Surat Bupati Bulukumba Soal Tahura Bontobahari Picu Kekhawatiran, Warga dan Kades Desak Solusi Konkret

dprd-bulukumba

RDP Warga Kecamatan Bontobahari, Kepala Desa bersama DPRD Bulukumba. (Foto: Berita.News/ Syarif)

BERITA.NEWS, Bulukumba – Surat Bupati Bulukumba Nomor 100.3.4.2/204/DLHK terkait larangan aktivitas di kawasan Taman Hutan Raya (Tahura) Bontobahari menuai kekhawatiran di kalangan masyarakat.

Dalam surat edaran tersebut, meminta warga menghentikan aktivitas di atas lahan yang diklaim sebagai kawasan Taman Hutan Raya (Tahura) Bontobahari.

Warga juga diminta segera membongkar bangunan yang telah berdiri di atas lahan tersebut sebelum tim terpadu turun melakukan penertiban.

Warga yang telah lama bermukim dan menggantungkan hidup di kawasan tersebut merasa terancam akan penggusuran dan pembongkaran bangunan tempat tinggal serta usaha mereka.

Wakil Ketua DPRD Bulukumba, Fahidin HDK, ikut menyoroti status Tahura di Kecamatan Bonto Bahari yang kini berdampak langsung terhadap kehidupan masyarakat setempat.

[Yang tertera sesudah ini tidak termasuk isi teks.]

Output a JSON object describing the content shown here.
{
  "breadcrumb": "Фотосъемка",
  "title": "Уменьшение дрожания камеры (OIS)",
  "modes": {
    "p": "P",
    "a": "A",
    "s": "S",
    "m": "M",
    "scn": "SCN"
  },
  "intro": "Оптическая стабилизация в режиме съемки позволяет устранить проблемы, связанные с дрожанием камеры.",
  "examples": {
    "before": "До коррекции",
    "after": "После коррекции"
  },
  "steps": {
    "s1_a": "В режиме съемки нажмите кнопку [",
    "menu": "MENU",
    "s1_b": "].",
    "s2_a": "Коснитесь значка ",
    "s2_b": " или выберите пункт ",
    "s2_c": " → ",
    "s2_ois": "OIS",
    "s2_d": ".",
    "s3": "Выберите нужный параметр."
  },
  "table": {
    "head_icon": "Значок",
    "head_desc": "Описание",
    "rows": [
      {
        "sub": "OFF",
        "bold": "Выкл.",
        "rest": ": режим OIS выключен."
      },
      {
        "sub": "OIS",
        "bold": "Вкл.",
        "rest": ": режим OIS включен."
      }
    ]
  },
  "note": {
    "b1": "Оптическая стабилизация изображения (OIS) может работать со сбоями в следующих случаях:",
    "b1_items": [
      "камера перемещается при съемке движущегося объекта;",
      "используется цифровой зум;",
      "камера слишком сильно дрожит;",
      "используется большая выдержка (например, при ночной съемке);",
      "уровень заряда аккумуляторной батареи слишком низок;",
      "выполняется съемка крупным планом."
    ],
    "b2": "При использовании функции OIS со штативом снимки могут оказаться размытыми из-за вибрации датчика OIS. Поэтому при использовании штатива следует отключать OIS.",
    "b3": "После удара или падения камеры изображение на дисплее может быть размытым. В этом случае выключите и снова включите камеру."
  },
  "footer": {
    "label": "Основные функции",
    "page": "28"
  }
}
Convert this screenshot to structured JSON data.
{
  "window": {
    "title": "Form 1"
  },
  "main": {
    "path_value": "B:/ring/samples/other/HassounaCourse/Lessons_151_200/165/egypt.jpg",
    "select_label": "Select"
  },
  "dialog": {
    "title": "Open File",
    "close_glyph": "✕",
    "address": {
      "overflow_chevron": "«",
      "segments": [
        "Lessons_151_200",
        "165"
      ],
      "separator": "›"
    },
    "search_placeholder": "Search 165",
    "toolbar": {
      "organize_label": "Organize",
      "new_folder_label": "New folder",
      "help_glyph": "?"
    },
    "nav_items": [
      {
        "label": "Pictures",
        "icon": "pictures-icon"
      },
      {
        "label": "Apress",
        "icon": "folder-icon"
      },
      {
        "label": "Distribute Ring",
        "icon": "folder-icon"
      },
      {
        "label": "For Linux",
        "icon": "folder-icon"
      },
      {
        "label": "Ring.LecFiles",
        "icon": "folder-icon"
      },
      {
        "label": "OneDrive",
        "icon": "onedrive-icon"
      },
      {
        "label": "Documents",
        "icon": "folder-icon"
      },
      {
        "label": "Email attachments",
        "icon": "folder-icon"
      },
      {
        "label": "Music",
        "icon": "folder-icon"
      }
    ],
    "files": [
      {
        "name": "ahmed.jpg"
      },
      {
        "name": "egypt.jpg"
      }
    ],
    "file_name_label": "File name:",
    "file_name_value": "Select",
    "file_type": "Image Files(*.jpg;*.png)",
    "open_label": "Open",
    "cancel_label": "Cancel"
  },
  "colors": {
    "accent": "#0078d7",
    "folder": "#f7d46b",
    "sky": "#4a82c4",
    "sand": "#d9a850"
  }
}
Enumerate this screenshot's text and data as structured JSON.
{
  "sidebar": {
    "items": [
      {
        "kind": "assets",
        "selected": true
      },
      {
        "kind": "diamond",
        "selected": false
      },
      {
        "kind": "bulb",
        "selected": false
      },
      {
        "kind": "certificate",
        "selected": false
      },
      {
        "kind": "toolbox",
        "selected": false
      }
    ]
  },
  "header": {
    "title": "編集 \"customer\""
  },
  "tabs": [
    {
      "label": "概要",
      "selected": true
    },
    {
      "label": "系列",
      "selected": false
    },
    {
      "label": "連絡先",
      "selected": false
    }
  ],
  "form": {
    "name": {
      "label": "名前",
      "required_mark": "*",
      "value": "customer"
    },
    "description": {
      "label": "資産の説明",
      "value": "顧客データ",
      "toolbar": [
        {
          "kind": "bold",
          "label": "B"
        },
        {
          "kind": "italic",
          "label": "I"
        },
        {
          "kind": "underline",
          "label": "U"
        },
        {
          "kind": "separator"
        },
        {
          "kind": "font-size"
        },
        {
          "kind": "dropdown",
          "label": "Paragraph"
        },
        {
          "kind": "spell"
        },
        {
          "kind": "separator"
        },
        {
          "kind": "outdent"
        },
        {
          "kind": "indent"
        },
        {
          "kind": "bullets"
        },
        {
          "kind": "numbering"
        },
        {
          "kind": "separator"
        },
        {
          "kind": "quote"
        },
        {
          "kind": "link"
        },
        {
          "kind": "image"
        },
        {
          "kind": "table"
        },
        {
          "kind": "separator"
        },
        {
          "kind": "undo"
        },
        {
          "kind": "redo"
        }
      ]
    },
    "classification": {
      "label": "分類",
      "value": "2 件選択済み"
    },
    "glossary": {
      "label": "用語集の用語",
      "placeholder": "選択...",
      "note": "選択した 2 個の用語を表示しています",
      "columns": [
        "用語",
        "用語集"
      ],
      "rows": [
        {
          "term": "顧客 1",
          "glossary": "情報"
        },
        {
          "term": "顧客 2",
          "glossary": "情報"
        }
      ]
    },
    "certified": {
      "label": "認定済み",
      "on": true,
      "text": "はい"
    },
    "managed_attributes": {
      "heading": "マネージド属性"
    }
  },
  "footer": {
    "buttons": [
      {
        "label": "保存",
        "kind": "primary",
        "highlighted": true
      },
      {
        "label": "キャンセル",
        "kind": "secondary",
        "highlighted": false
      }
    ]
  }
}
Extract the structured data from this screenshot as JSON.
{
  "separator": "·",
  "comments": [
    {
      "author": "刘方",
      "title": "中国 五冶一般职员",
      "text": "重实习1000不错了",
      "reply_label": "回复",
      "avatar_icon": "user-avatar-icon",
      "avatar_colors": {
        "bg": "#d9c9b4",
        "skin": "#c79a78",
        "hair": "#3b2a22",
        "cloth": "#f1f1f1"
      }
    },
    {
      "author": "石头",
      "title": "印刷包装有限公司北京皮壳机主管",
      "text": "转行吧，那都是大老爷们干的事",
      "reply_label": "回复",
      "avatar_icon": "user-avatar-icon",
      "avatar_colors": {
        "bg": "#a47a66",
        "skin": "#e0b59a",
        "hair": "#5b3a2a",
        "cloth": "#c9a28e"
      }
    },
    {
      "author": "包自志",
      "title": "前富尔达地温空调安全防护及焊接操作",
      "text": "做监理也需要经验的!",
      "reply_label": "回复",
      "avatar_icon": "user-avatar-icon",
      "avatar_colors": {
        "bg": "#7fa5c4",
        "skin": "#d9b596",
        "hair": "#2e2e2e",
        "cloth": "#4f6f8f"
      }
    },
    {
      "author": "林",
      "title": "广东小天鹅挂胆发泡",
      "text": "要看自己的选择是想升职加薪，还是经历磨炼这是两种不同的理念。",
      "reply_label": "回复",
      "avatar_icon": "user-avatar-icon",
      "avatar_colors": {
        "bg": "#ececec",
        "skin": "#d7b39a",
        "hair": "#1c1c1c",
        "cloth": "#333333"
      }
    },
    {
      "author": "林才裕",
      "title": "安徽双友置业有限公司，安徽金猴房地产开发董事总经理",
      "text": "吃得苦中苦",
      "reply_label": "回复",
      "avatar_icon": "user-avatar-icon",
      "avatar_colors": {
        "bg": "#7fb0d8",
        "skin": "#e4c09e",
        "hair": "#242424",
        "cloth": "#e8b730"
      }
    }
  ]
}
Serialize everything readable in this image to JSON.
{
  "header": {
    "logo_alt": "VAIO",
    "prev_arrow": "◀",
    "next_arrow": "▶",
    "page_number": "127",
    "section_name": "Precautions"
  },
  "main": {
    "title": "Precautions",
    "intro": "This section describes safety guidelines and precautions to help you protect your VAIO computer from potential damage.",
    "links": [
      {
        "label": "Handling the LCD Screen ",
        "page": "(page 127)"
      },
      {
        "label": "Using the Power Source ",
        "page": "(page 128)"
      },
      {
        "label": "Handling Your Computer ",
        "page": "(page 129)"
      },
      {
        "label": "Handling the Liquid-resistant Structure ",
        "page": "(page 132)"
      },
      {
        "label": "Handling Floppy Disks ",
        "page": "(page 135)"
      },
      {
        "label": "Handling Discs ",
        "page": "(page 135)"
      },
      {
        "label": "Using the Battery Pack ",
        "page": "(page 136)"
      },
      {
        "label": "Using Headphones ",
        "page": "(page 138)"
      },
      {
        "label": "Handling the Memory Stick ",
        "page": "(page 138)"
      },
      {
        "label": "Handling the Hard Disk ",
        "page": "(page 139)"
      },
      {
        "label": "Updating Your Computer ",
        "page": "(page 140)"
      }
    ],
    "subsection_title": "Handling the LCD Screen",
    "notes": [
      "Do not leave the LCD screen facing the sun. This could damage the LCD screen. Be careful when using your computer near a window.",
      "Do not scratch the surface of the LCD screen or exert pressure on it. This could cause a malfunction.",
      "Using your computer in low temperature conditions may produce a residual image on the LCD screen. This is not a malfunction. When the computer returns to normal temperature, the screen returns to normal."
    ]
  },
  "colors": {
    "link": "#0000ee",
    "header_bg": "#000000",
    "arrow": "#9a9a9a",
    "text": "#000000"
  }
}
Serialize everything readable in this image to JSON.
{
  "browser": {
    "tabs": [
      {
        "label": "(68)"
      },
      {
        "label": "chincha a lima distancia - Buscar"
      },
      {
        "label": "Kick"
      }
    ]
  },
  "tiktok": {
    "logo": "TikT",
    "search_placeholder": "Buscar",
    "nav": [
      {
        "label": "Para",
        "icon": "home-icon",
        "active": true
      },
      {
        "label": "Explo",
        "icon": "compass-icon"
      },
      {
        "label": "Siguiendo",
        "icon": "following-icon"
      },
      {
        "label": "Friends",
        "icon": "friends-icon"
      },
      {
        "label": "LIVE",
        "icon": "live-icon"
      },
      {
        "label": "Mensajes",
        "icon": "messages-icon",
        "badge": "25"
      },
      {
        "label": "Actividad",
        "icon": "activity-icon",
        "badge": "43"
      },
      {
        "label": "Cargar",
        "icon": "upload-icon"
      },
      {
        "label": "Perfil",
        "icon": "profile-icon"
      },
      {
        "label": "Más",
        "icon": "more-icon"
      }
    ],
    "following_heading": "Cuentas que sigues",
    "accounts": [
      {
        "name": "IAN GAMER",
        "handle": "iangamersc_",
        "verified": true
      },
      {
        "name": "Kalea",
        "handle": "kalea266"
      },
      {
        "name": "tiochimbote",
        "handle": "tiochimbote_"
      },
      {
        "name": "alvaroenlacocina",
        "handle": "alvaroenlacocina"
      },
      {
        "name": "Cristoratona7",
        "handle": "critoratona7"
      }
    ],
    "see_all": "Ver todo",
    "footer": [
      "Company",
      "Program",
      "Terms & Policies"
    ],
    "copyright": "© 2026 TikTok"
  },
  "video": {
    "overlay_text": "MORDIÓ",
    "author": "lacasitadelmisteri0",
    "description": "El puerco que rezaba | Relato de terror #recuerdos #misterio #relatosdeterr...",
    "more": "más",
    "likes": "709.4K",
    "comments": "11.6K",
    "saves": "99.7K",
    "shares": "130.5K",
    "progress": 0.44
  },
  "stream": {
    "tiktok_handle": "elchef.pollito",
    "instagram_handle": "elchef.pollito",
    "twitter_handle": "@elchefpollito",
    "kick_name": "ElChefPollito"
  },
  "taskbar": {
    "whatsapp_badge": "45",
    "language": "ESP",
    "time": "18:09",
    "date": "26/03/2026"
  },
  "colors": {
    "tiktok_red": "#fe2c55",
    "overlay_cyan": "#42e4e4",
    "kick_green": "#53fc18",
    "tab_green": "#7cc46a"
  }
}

“Forum RDP ini guna mencari solusi atas permasalahan yang timbul, khususnya terkait Tahura di Bontobahari,” ungkapnya. Rabu (4/6/2025).

Kuasa hukum warga Darubiah, Lukman menyebut bahwa sebagian besar warga telah tinggal secara turun-temurun di kawasan tersebut sebelum status Tahura diberlakukan.

“Mereka tidak merusak hutan. Mereka hanya ingin bertahan hidup di tanah yang telah mereka kelola sejak lama,” kata Lukman.

Baca Juga :  Bupati Bulukumba Pimpin Aksi Bersih Pantai Peringati Hari Lingkungan Hidup Sedunia

Ia mempertanyakan kejelasan batas kawasan Tahura dan meminta adanya blok-blok khusus yang masih bisa dimanfaatkan oleh warga.

Sementara itu, Camat Bontobahari, Andi Syamsir Patunru telah melakukan pendekatan persuasif terhadap masyarakat terkait surat edaran tersebut.

Namun, tanggapan warga masih beragam ada yang bersedia membongkar bangunan, tetapi tidak sedikit pula yang menolak.

Kepala Desa Ara, Dr. H. Amiruddin, menekankan perlunya konsistensi dalam pelaksanaan kebijakan.

“Kalau mau dibongkar, ya bongkar semua. Tidak boleh ada aktivitas sama sekali jika memang dilarang,” ujarnya.

Sementara, Kepala Desa Darubiah, Dewi, mengungkapkan keberadaan bangunan semi permanen, permanen, hingga kios-kios yang sudah ada jauh sebelum ia menjabat.

Ia meminta agar pemerintah tidak membiarkan keresahan masyarakat berlarut-larut.

“Perlu dilakukan peninjauan kembali dan diberikan solusi yang adil bagi warga,” tegasnya.

Hingga kini, belum ada kejelasan lebih lanjut dari pemerintah daerah terkait solusi konkret bagi masyarakat terdampak kebijakan kawasan Tahura tersebut.